Thoughts on a young friend’s death

July 13, 2016 by Joshua
in Nature

Last year a friend told me a doctor found a congenital issue with his heart that it could stop at any time and there was nothing he could do about it. I don’t remember the medical details.

Last month I found out he died. I don’t know how since we only have one mutual friend, who didn’t know him as well. I presume it was the heart condition because he was 29 and otherwise physically healthy. The mutual friend emailed me to tell me he saw people posting condolences on his Facebook page and he knew I didn’t have an account. It’s odd not knowing how a friend died—mildly unsettling, but when your connections are tenuous, what can you do? Sometimes a year or two would pass without us seeing each other.

I learned a lot from my friend since meeting him almost ten years ago, as much as from almost anyone, despite his being so much younger. He and his pet lizard stayed at my apartment for about a month a few years ago when he was between apartments so we got to talk a lot. He could be incredibly annoying but incredibly insightful too.

His greatest passion was to sing opera and told me he needed to wait for his voice to mature. In the meantime, he was a fashion stylist who worked with Vogue and was helping develop a video fashion magazine that somehow led him to sky dive with fashion models. He named his lizard Cristobal after Balenciaga. Almost all I know of fashion, which isn’t much, I learned from him.
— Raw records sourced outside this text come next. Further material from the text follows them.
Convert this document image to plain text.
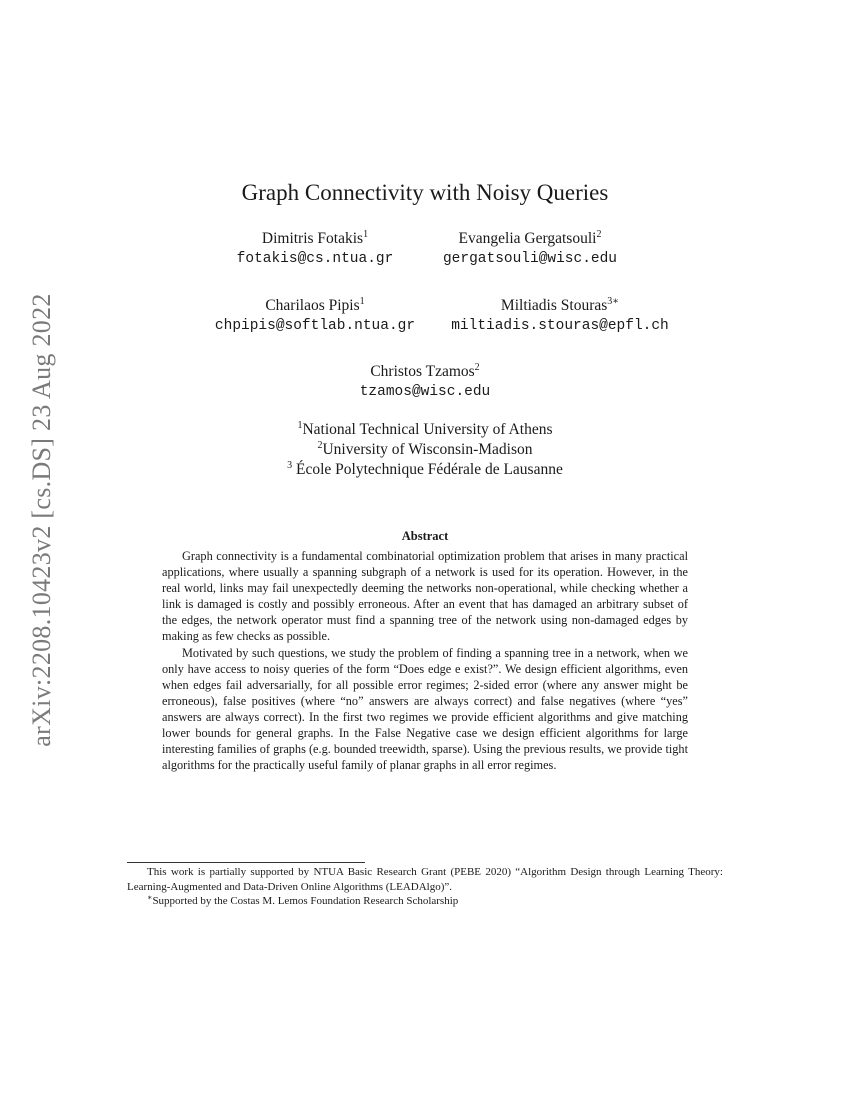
arXiv:2208.10423v2 [cs.DS] 23 Aug 2022
Graph Connectivity with Noisy Queries
Dimitris Fotakis$^1$
fotakis@cs.ntua.gr
Evangelia Gergatsouli$^2$
gergatsouli@wisc.edu
Charilaos Pipis$^1$
chpipis@softlab.ntua.gr
Miltiadis Stouras$^{3∗}$
miltiadis.stouras@epfl.ch
Christos Tzamos$^2$
tzamos@wisc.edu
$^1$National Technical University of Athens
$^2$University of Wisconsin-Madison
$^3$ École Polytechnique Fédérale de Lausanne
Abstract

Graph connectivity is a fundamental combinatorial optimization problem that arises in many practical applications, where usually a spanning subgraph of a network is used for its operation. However, in the real world, links may fail unexpectedly deeming the networks non-operational, while checking whether a link is damaged is costly and possibly erroneous. After an event that has damaged an arbitrary subset of the edges, the network operator must find a spanning tree of the network using non-damaged edges by making as few checks as possible.

Motivated by such questions, we study the problem of finding a spanning tree in a network, when we only have access to noisy queries of the form “Does edge e exist?”. We design efficient algorithms, even when edges fail adversarially, for all possible error regimes; 2-sided error (where any answer might be erroneous), false positives (where “no” answers are always correct) and false negatives (where “yes” answers are always correct). In the first two regimes we provide efficient algorithms and give matching lower bounds for general graphs. In the False Negative case we design efficient algorithms for large interesting families of graphs (e.g. bounded treewidth, sparse). Using the previous results, we provide tight algorithms for the practically useful family of planar graphs in all error regimes.

This work is partially supported by NTUA Basic Research Grant (PEBE 2020) “Algorithm Design through Learning Theory: Learning-Augmented and Data-Driven Online Algorithms (LEADAlgo)”.

∗Supported by the Costas M. Lemos Foundation Research Scholarship
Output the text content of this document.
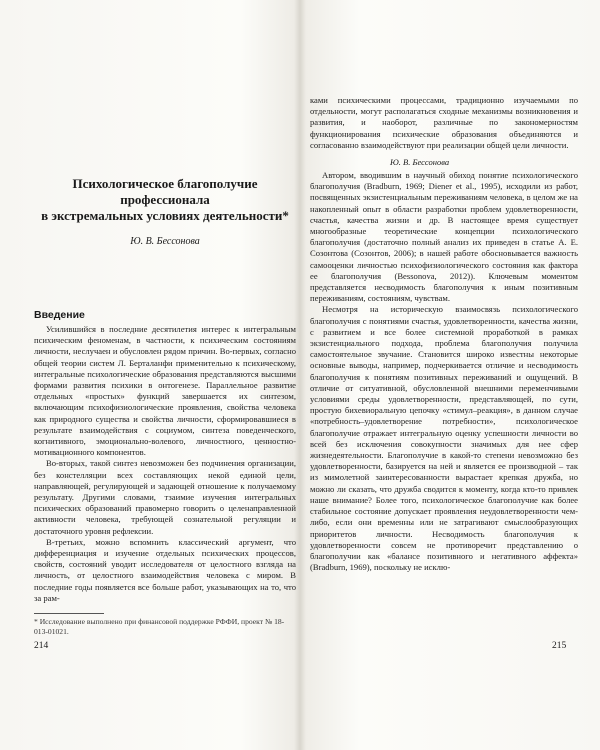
Психологическое благополучие
профессионала
в экстремальных условиях деятельности*
Ю. В. Бессонова
Введение

Усилившийся в последние десятилетия интерес к интегральным психическим феноменам, в частности, к психическим состояниям личности, неслучаен и обусловлен рядом причин. Во-первых, согласно общей теории систем Л. Берталанфи применительно к психическому, интегральные психологические образования представляются высшими формами развития психики в онтогенезе. Параллельное развитие отдельных «простых» функций завершается их синтезом, включающим психофизиологические проявления, свойства человека как природного существа и свойства личности, сформировавшиеся в результате взаимодействия с социумом, синтеза поведенческого, когнитивного, эмоционально-волевого, личностного, ценностно-мотивационного компонентов.

Во-вторых, такой синтез невозможен без подчинения организации, без констелляции всех составляющих некой единой цели, направляющей, регулирующей и задающей отношение к получаемому результату. Другими словами, тзаимие изучения интегральных психических образований правомерно говорить о целенаправленной активности человека, требующей сознательной регуляции и достаточного уровня рефлексии.

В-третьих, можно вспомнить классический аргумент, что дифференциация и изучение отдельных психических процессов, свойств, состояний уводит исследователя от целостного взгляда на личность, от целостного взаимодействия человека с миром. В последние годы появляется все больше работ, указывающих на то, что за рам-

* Исследование выполнено при финансовой поддержке РФФИ, проект № 18-013-01021.
214

ками психическими процессами, традиционно изучаемыми по отдельности, могут располагаться сходные механизмы возникновения и развития, и наоборот, различные по закономерностям функционирования психические образования объединяются и согласованно взаимодействуют при реализации общей цели личности.

Ю. В. Бессонова

Автором, вводившим в научный обиход понятие психологического благополучия (Bradburn, 1969; Diener et al., 1995), исходили из работ, посвященных экзистенциальным переживаниям человека, в целом же на накопленный опыт в области разработки проблем удовлетворенности, счастья, качества жизни и др. В настоящее время существует многообразные теоретические концепции психологического благополучия (достаточно полный анализ их приведен в статье А. Е. Созонтова (Созонтов, 2006); в нашей работе обосновывается важность самооценки личностью психофизиологического состояния как фактора ее благополучия (Bessonova, 2012)). Ключевым моментом представляется несводимость благополучия к иным позитивным переживаниям, состояниям, чувствам.

Несмотря на историческую взаимосвязь психологического благополучия с понятиями счастья, удовлетворенности, качества жизни, с развитием и все более системной проработкой в рамках экзистенциального подхода, проблема благополучия получила самостоятельное звучание. Становится широко известны некоторые основные выводы, например, подчеркивается отличие и несводимость благополучия к понятиям позитивных переживаний и ощущений. В отличие от ситуативной, обусловленной внешними переменчивыми условиями среды удовлетворенности, представляющей, по сути, простую бихевиоральную цепочку «стимул–реакция», в данном случае «потребность–удовлетворение потребности», психологическое благополучие отражает интегральную оценку успешности личности во всей без исключения совокупности значимых для нее сфер жизнедеятельности. Благополучие в какой-то степени невозможно без удовлетворенности, базируется на ней и является ее производной – так из мимолетной заинтересованности вырастает крепкая дружба, но можно ли сказать, что дружба сводится к моменту, когда кто-то привлек наше внимание? Более того, психологическое благополучие как более стабильное состояние допускает проявления неудовлетворенности чем-либо, если они временны или не затрагивают смыслообразующих приоритетов личности. Несводимость благополучия к удовлетворенности совсем не противоречит представлению о благополучии как «балансе позитивного и негативного аффекта» (Bradburn, 1969), поскольку не исклю-

215
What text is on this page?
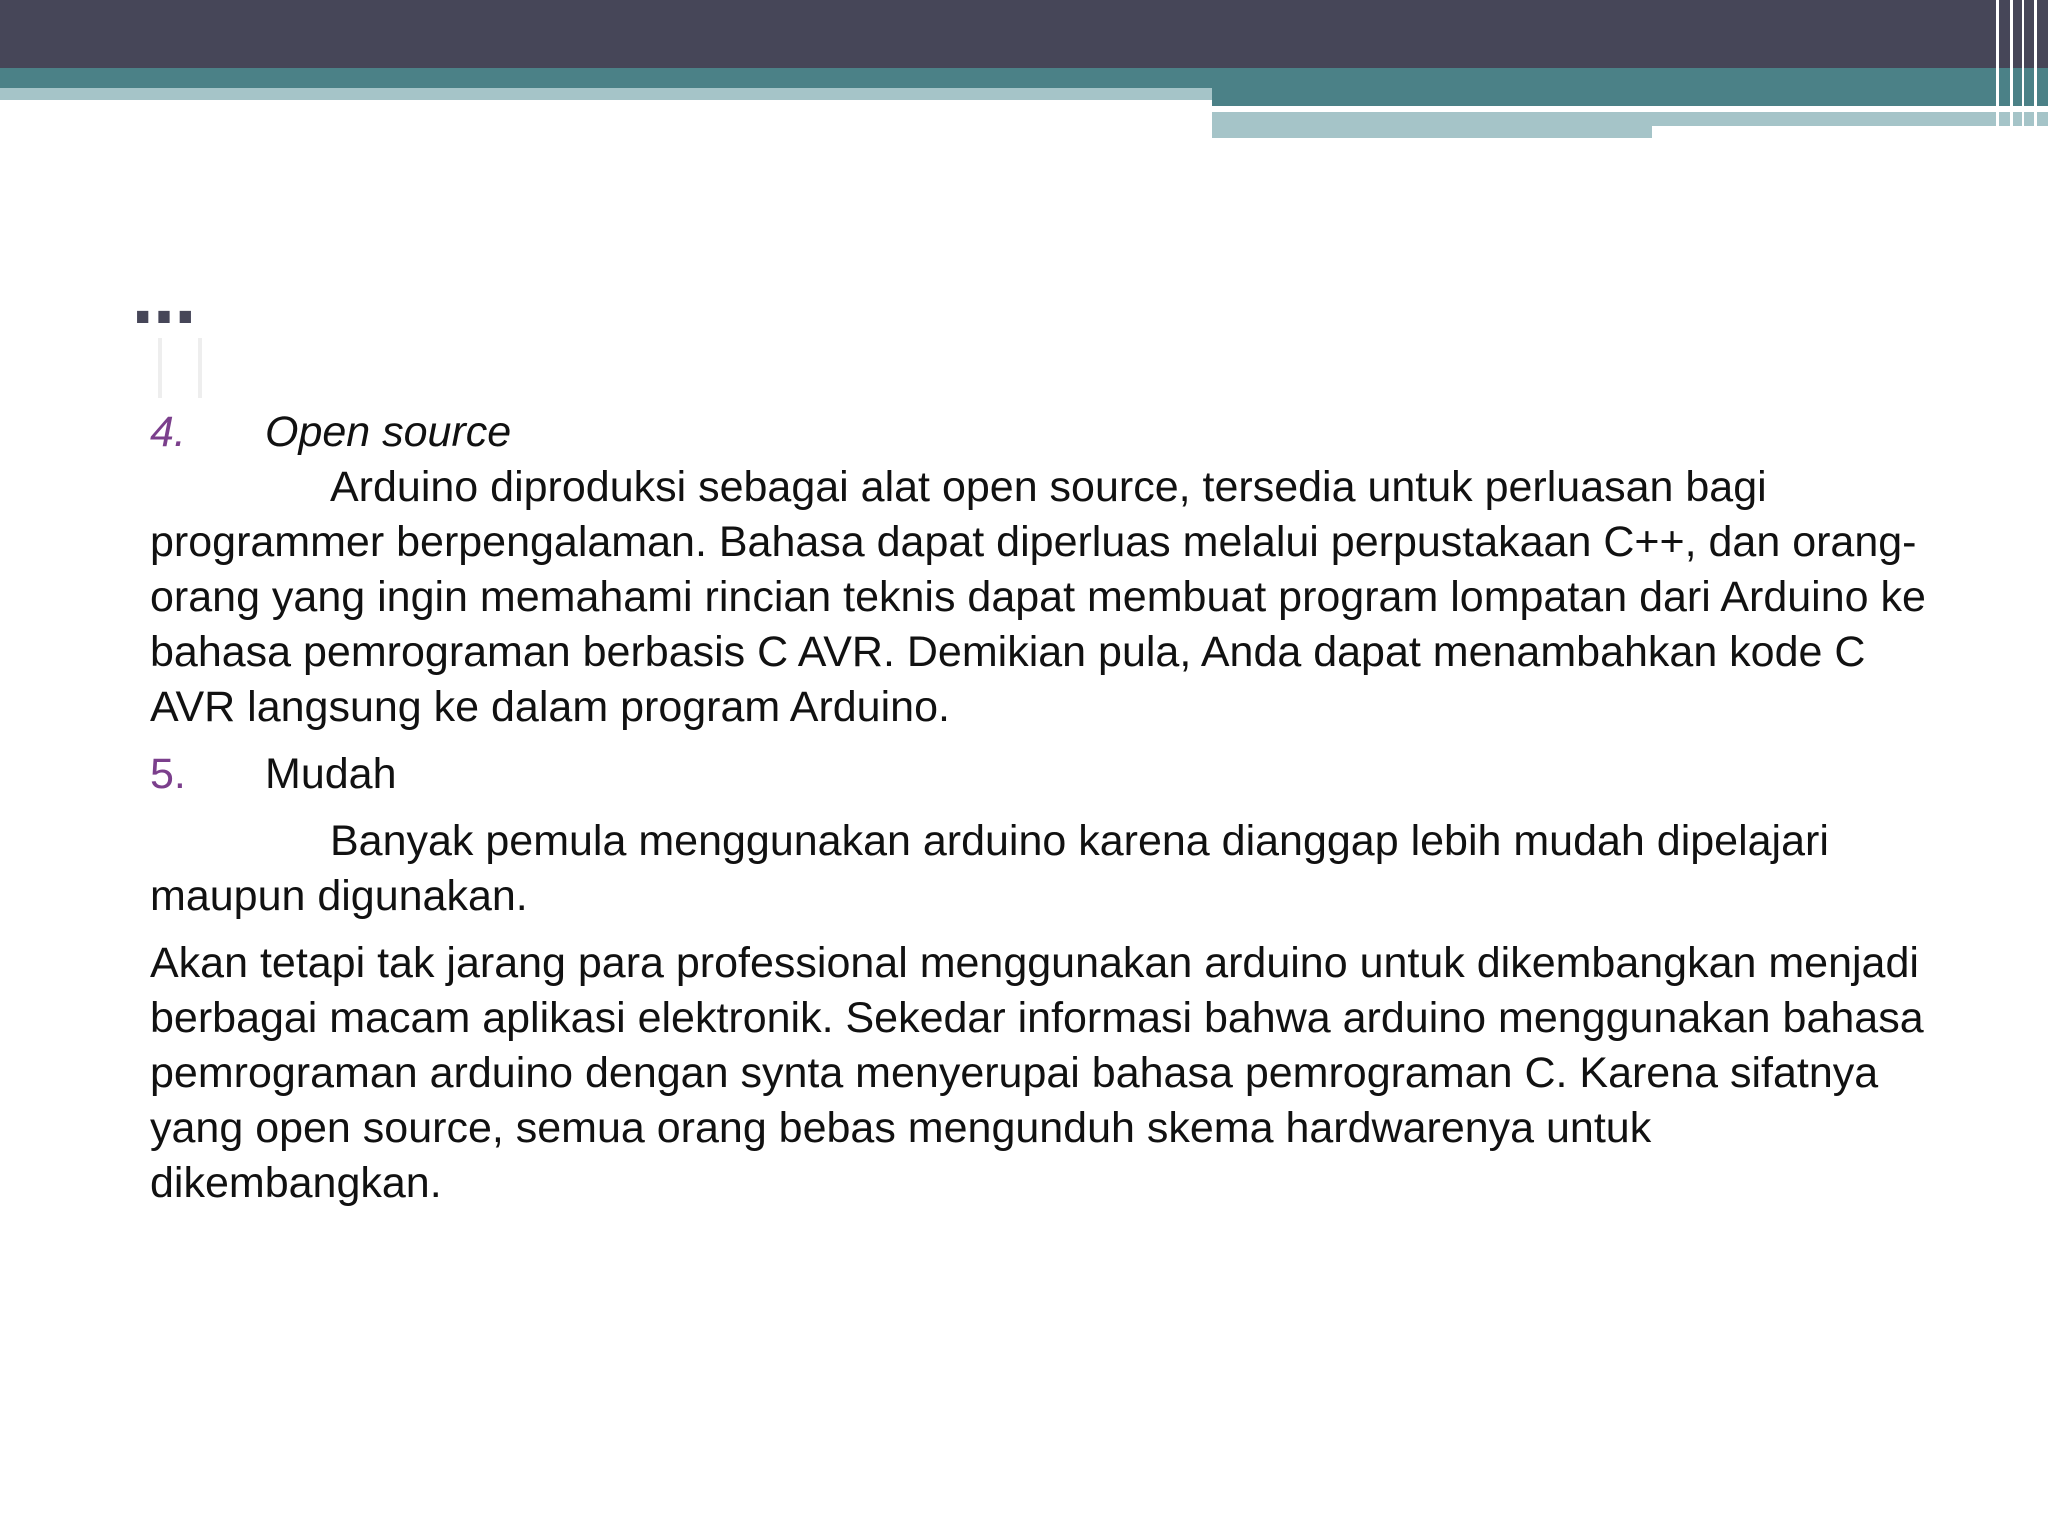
…
4.	Open source

Arduino diproduksi sebagai alat open source, tersedia untuk perluasan bagi programmer berpengalaman. Bahasa dapat diperluas melalui perpustakaan C++, dan orang-orang yang ingin memahami rincian teknis dapat membuat program lompatan dari Arduino ke bahasa pemrograman berbasis C AVR. Demikian pula, Anda dapat menambahkan kode C AVR langsung ke dalam program Arduino.

5.	Mudah

Banyak pemula menggunakan arduino karena dianggap lebih mudah dipelajari maupun digunakan.

Akan tetapi tak jarang para professional menggunakan arduino untuk dikembangkan menjadi berbagai macam aplikasi elektronik. Sekedar informasi bahwa arduino menggunakan bahasa pemrograman arduino dengan synta menyerupai bahasa pemrograman C. Karena sifatnya yang open source, semua orang bebas mengunduh skema hardwarenya untuk dikembangkan.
I wish I could express myself about it as poetically and paradoxically as he could. He also sang opera on the 4/5/6 subway line.

Incredible guy, except for how annoying he was—nonstop interruptions, self-righteousness, always asking for things, never sharing.

I don’t have a good picture of my friend, but this picture of one of his heroes, Cristobal Balenciaga, captures a likeness he shared.

cristobal balenciaga

I think of everyone I’ve met, he had the most trouble fitting into life, or society. I was going to write “struggle” instead of “trouble” in the last sentence, but I don’t think he struggled, which would have meant trying. I don’t think he tried, which, I think, led him to suffer—needlessly, in my opinion, but I couldn’t see the world from his perspective, no matter how hard I tried. As best I could tell, he saw himself as an artist and bought into an extreme, fundamentalist bohemian view that blinded him to ways of living besides his (in my opinion) overly-romanticized view of an artist. He wanted the world to conform to him. You can do that if your views are compatible, but many of his weren’t. I wondered if he would become one of the few who emerged from that struggle victorious. I saw a lot of misery in him and can’t help but think that of all the people I’ve met, his final rest brought him the most peace from suffering. We’ll never know his potential.

I’ve written before about how I view death, in “A mental model on disease and dying” and “Thoughts on mourning.” I still find them the most helpful.